Comparison method, Beijing Xinghe AOI uses both algorithms. In the testing of component body, "image comparison method" is mainly used, while regular cutting sites such as thousand solder joints are addressed by "parameters".
Law is the main method, taking into account their respective advantages.
3 Reliability test:

Both ICT and AOI can detect most of the defects of the pcb circuit board, just because of their limitations, the circuit board tested by ICT can only ensure that the circuit components and welding are "good" at that time, while the circuit board tested by AOI can only ensure that the "surface" of the circuit board is "good". They have no ability to detect whether the interior of the solder joint is good or not. To detect the internal quality of solder joints and ensure the long-term reliability of the circuit, we also need the help of a thousand-energy "perspective" instrument-X_RAY detector, also known as AXI.

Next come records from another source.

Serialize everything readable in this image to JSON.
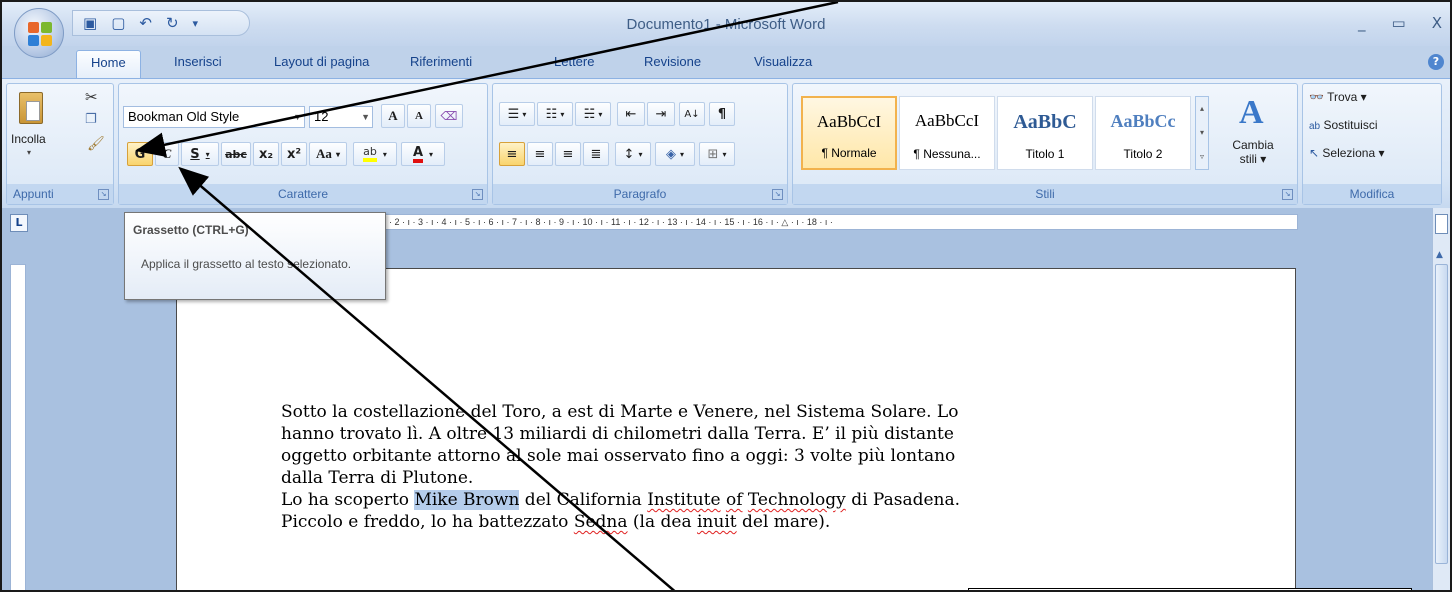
{
  "window": {
    "title": "Documento1 - Microsoft Word",
    "controls": [
      "_",
      "▭",
      "X"
    ]
  },
  "quick_access": [
    "save-icon",
    "new-icon",
    "undo-icon",
    "redo-icon"
  ],
  "tabs": [
    "Home",
    "Inserisci",
    "Layout di pagina",
    "Riferimenti",
    "Lettere",
    "Revisione",
    "Visualizza"
  ],
  "groups": {
    "appunti": {
      "label": "Appunti",
      "paste": "Incolla"
    },
    "carattere": {
      "label": "Carattere",
      "font": "Bookman Old Style",
      "size": "12",
      "bold": "G",
      "italic": "C",
      "underline": "S",
      "strike": "abc",
      "subscript": "x₂",
      "superscript": "x²",
      "case": "Aa",
      "grow": "A",
      "shrink": "A"
    },
    "paragrafo": {
      "label": "Paragrafo",
      "pilcrow": "¶"
    },
    "stili": {
      "label": "Stili",
      "tiles": [
        {
          "sample": "AaBbCcI",
          "name": "¶ Normale"
        },
        {
          "sample": "AaBbCcI",
          "name": "¶ Nessuna..."
        },
        {
          "sample": "AaBbC",
          "name": "Titolo 1"
        },
        {
          "sample": "AaBbCc",
          "name": "Titolo 2"
        }
      ],
      "change": "Cambia stili",
      "change_line2": "stili ▾",
      "change_line1": "Cambia"
    },
    "modifica": {
      "label": "Modifica",
      "find": "Trova",
      "replace": "Sostituisci",
      "select": "Seleziona"
    }
  },
  "ruler": "· 2 · ı · 3 · ı · 4 · ı · 5 · ı · 6 · ı · 7 · ı · 8 · ı · 9 · ı · 10 · ı · 11 · ı · 12 · ı · 13 · ı · 14 · ı · 15 · ı · 16 · ı · △ · ı · 18 · ı ·",
  "tooltip": {
    "title": "Grassetto (CTRL+G)",
    "body": "Applica il grassetto al testo selezionato."
  },
  "document": {
    "line1": "Sotto la costellazione del Toro, a est di Marte e Venere, nel Sistema Solare. Lo",
    "line2": "hanno trovato lì. A oltre 13 miliardi di chilometri dalla Terra. E’ il più distante",
    "line3": "oggetto orbitante attorno al sole mai osservato fino a oggi: 3 volte più lontano",
    "line4": "dalla Terra di Plutone.",
    "line5_a": "Lo ha scoperto ",
    "line5_sel": "Mike Brown",
    "line5_b": " del California ",
    "line5_w1": "Institute",
    "line5_c": " ",
    "line5_w2": "of",
    "line5_d": " ",
    "line5_w3": "Technology",
    "line5_e": " di Pasadena.",
    "line6_a": "Piccolo e freddo, lo ha battezzato ",
    "line6_w1": "Sedna",
    "line6_b": " (la dea ",
    "line6_w2": "inuit",
    "line6_c": " del mare)."
  }
}
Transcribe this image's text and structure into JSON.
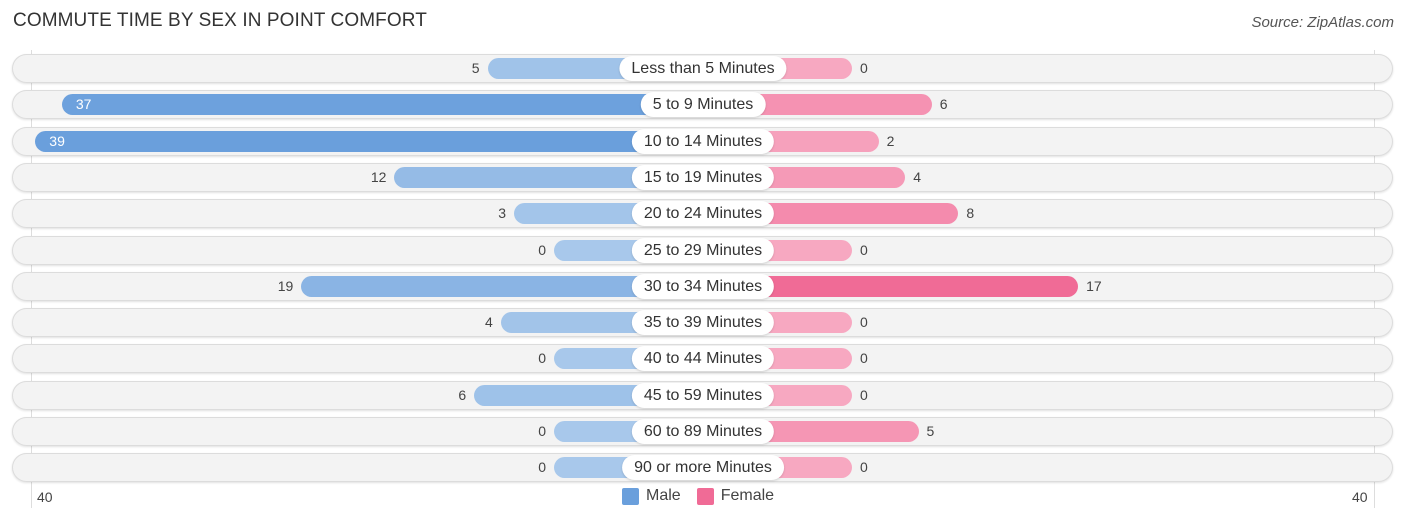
{
  "title": "COMMUTE TIME BY SEX IN POINT COMFORT",
  "source": "Source: ZipAtlas.com",
  "colors": {
    "male": "#6a9fdc",
    "male_light": "#a8c8eb",
    "female": "#f06b96",
    "female_light": "#f7a8c1"
  },
  "chart_data": {
    "type": "bar",
    "orientation": "horizontal-diverging",
    "title": "COMMUTE TIME BY SEX IN POINT COMFORT",
    "categories": [
      "Less than 5 Minutes",
      "5 to 9 Minutes",
      "10 to 14 Minutes",
      "15 to 19 Minutes",
      "20 to 24 Minutes",
      "25 to 29 Minutes",
      "30 to 34 Minutes",
      "35 to 39 Minutes",
      "40 to 44 Minutes",
      "45 to 59 Minutes",
      "60 to 89 Minutes",
      "90 or more Minutes"
    ],
    "series": [
      {
        "name": "Male",
        "values": [
          5,
          37,
          39,
          12,
          3,
          0,
          19,
          4,
          0,
          6,
          0,
          0
        ]
      },
      {
        "name": "Female",
        "values": [
          0,
          6,
          2,
          4,
          8,
          0,
          17,
          0,
          0,
          0,
          5,
          0
        ]
      }
    ],
    "axis": {
      "left_label": "40",
      "right_label": "40",
      "range": [
        0,
        40
      ]
    },
    "legend": {
      "position": "bottom-center",
      "entries": [
        "Male",
        "Female"
      ]
    }
  }
}
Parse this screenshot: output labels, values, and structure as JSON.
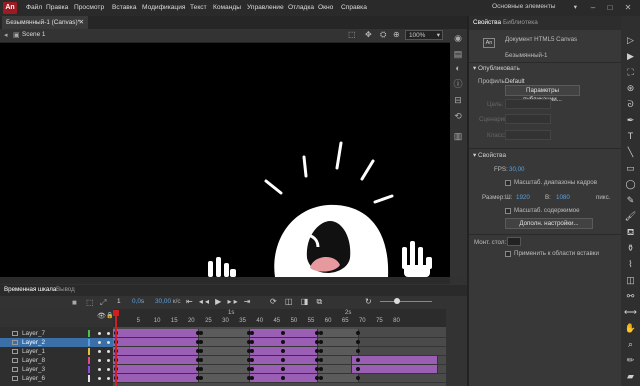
{
  "app": {
    "logo": "An"
  },
  "menu": [
    "Файл",
    "Правка",
    "Просмотр",
    "Вставка",
    "Модификация",
    "Текст",
    "Команды",
    "Управление",
    "Отладка",
    "Окно",
    "Справка"
  ],
  "workspace": "Основные элементы",
  "document_tab": "Безымянный-1 (Canvas)*",
  "stage": {
    "scene": "Scene 1",
    "zoom": "100%"
  },
  "timeline": {
    "tabs": [
      "Временная шкала",
      "Вывод"
    ],
    "current_frame": "0,0",
    "frame_unit": "s",
    "fps": "30,00",
    "fps_unit": "к/с",
    "frame_number": "1",
    "ruler_labels": [
      {
        "f": "5"
      },
      {
        "f": "10"
      },
      {
        "f": "15"
      },
      {
        "f": "20"
      },
      {
        "f": "25"
      },
      {
        "f": "30"
      },
      {
        "f": "35"
      },
      {
        "f": "40"
      },
      {
        "f": "45"
      },
      {
        "f": "50"
      },
      {
        "f": "55"
      },
      {
        "f": "60"
      },
      {
        "f": "65"
      },
      {
        "f": "70"
      },
      {
        "f": "75"
      },
      {
        "f": "80"
      }
    ],
    "ruler_seconds": [
      "1s",
      "2s"
    ],
    "layers": [
      "Layer_7",
      "Layer_2",
      "Layer_1",
      "Layer_8",
      "Layer_3",
      "Layer_6"
    ],
    "selected_layer": "Layer_2",
    "layer_colors": [
      "#4ec04e",
      "#4aa5e0",
      "#e0c040",
      "#e04a8c",
      "#8d4ae0",
      "#e0e0e0"
    ]
  },
  "properties": {
    "tabs": [
      "Свойства",
      "Библиотека"
    ],
    "doc_type": "Документ HTML5 Canvas",
    "doc_name": "Безымянный-1",
    "publish_section": "Опубликовать",
    "profile_label": "Профиль:",
    "profile_value": "Default",
    "publish_settings_btn": "Параметры публикации...",
    "disabled_labels": [
      "Цель:",
      "Сценарий:",
      "Класс:"
    ],
    "props_section": "Свойства",
    "fps_label": "FPS:",
    "fps_value": "30,00",
    "scale_ranges_label": "Масштаб. диапазоны кадров",
    "size_label": "Размер:",
    "w_label": "Ш:",
    "w_value": "1920",
    "h_label": "В:",
    "h_value": "1080",
    "unit": "пикс.",
    "scale_content_label": "Масштаб. содержимое",
    "more_settings_btn": "Дополн. настройки...",
    "stage_label": "Монт. стол:",
    "apply_to_paste_label": "Применить к области вставки"
  },
  "tools": [
    "selection-arrow",
    "subselect-arrow",
    "free-transform",
    "3d-rotation",
    "lasso",
    "pen",
    "text",
    "line",
    "rectangle",
    "oval",
    "pencil",
    "brush",
    "paint-bucket",
    "ink-bottle",
    "eyedropper",
    "eraser",
    "bone",
    "width",
    "hand",
    "zoom",
    "stroke-color",
    "fill-color"
  ],
  "colors": {
    "keyframe_span": "#9a5fb4",
    "selected_layer": "#3b6fa8",
    "playhead": "#d21e1e",
    "logo": "#9b1b23"
  }
}
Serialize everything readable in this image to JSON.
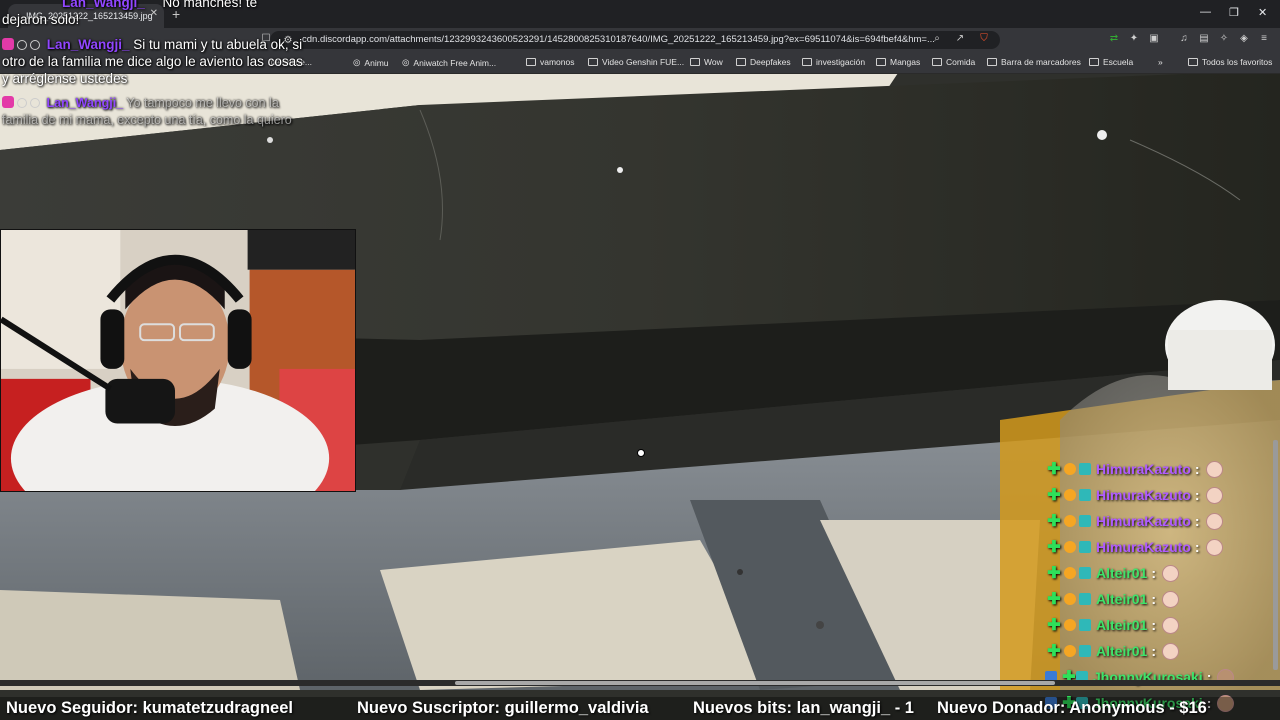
{
  "browser": {
    "tab_title": "IMG_20251222_165213459.jpg",
    "url": "cdn.discordapp.com/attachments/1232993243600523291/1452800825310187640/IMG_20251222_165213459.jpg?ex=69511074&is=694fbef4&hm=...",
    "bookmarks": [
      {
        "label": "me online...",
        "type": "link"
      },
      {
        "label": "Animu",
        "type": "link"
      },
      {
        "label": "Aniwatch Free Anim...",
        "type": "link"
      },
      {
        "label": "vamonos",
        "type": "folder"
      },
      {
        "label": "Video Genshin FUE...",
        "type": "folder"
      },
      {
        "label": "Wow",
        "type": "folder"
      },
      {
        "label": "Deepfakes",
        "type": "folder"
      },
      {
        "label": "investigación",
        "type": "folder"
      },
      {
        "label": "Mangas",
        "type": "folder"
      },
      {
        "label": "Comida",
        "type": "folder"
      },
      {
        "label": "Barra de marcadores",
        "type": "folder"
      },
      {
        "label": "Escuela",
        "type": "folder"
      },
      {
        "label": "Todos los favoritos",
        "type": "folder"
      }
    ]
  },
  "chat": {
    "messages": [
      {
        "user": "Lan_Wangji_",
        "text": "No manches! te dejaron solo!"
      },
      {
        "user": "Lan_Wangji_",
        "text": "Si tu mami y tu abuela ok, si otro de la familia me dice algo le aviento las cosas y arréglense ustedes"
      },
      {
        "user": "Lan_Wangji_",
        "text": "Yo tampoco me llevo con la familia de mi mama, excepto una tía, como la quiero"
      }
    ]
  },
  "alerts": [
    {
      "user": "HimuraKazuto",
      "color": "#b05bff"
    },
    {
      "user": "HimuraKazuto",
      "color": "#b05bff"
    },
    {
      "user": "HimuraKazuto",
      "color": "#b05bff"
    },
    {
      "user": "HimuraKazuto",
      "color": "#b05bff"
    },
    {
      "user": "Alteir01",
      "color": "#3fe36a"
    },
    {
      "user": "Alteir01",
      "color": "#3fe36a"
    },
    {
      "user": "Alteir01",
      "color": "#3fe36a"
    },
    {
      "user": "Alteir01",
      "color": "#3fe36a"
    },
    {
      "user": "JhonnyKurosaki",
      "color": "#3fe36a"
    },
    {
      "user": "JhonnyKurosaki",
      "color": "#3fe36a"
    }
  ],
  "ticker": {
    "follower": "Nuevo Seguidor: kumatetzudragneel",
    "subscriber": "Nuevo Suscriptor: guillermo_valdivia",
    "bits": "Nuevos bits: lan_wangji_ - 1",
    "donor": "Nuevo Donador: Anonymous - $16"
  }
}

X_RAY detector uses X-ray perspective imaging principle to check the circuit board. According to its detection accuracy, it is divided into two types: ordinary X_RAY and micro-focus X_RAY with tomographic scanning ability. The former can only use thousands of ordinary solder joints, through the observation of experienced technicians to detect circuit board internal, component internal, and solder joint internal breakage, welding, air bubbles and other faults. The latter, with a finer focus, can form a clearer picture, and then use CT tomography technology to obtain a clear image of each layer of the circuit board, which can urgently build a three-dimensional image and has a more accurate ability to detect the hidden defects in the pcb circuit board.
4 process control:

The above testing equipment, in practical use, can provide the ability to detect a variety of fault phenomena, that is to say, it has a certain ability of "disease detection", but no matter how good the disease is, it is better not to get sick. Therefore, if the process improvement measures can be provided through "disease inspection", it will greatly improve the production of quality equipment. Therefore, each test instrument is equipped with a certain "statistical process control" function software, referred to as SPC. The specific method is to classify and count the fault phenomena obtained from the detection of the testing equipment, and then analyze these classified statistical data to find out the causes of these problems, so as to take measures to eliminate these causes and prevent the occurrence of sinks. to achieve the purpose of preventing defects from the source, for example, on a certain patch circuit board, the "loss rate" of certain packaged devices is very high. The reason is often that there is something wrong with the suction nozzle corresponding to this kind of package. If a solder joint is often "lack of tin", it may be blocked by the corresponding position of the thousand-mesh board, or the design of the solder pad of the circuit board is unreasonable.
(5) the development trend of testing technology:

According to the current technological development, the technical development of future testing equipment mainly has the following directions:

1) Intelligence: with the continuous improvement of the hardware level and the development of artificial intelligence technology, intelligent detection equipment will be the mainstream of the next stage of development. these intelligent technologies include: machine learning, data mining, machine logic reasoning and other applications.
2) combination instrument: as the above analysis of each instrument, no instrument has all the advantages, then, the combination instrument that integrates the strengths of each family will certainly become the development side of various equipment manufacturers, and now some manufacturers have launched the combination instrument of AOI and AXI. It is believed that it will have ICT+AOI. in the near future. Devices with combined performance such as ICT+AOI + AXI are bound to be applied.
3) THZ wave, infrared, ultrasonic, laser and other detection technologies are integrated into conventional testing instruments.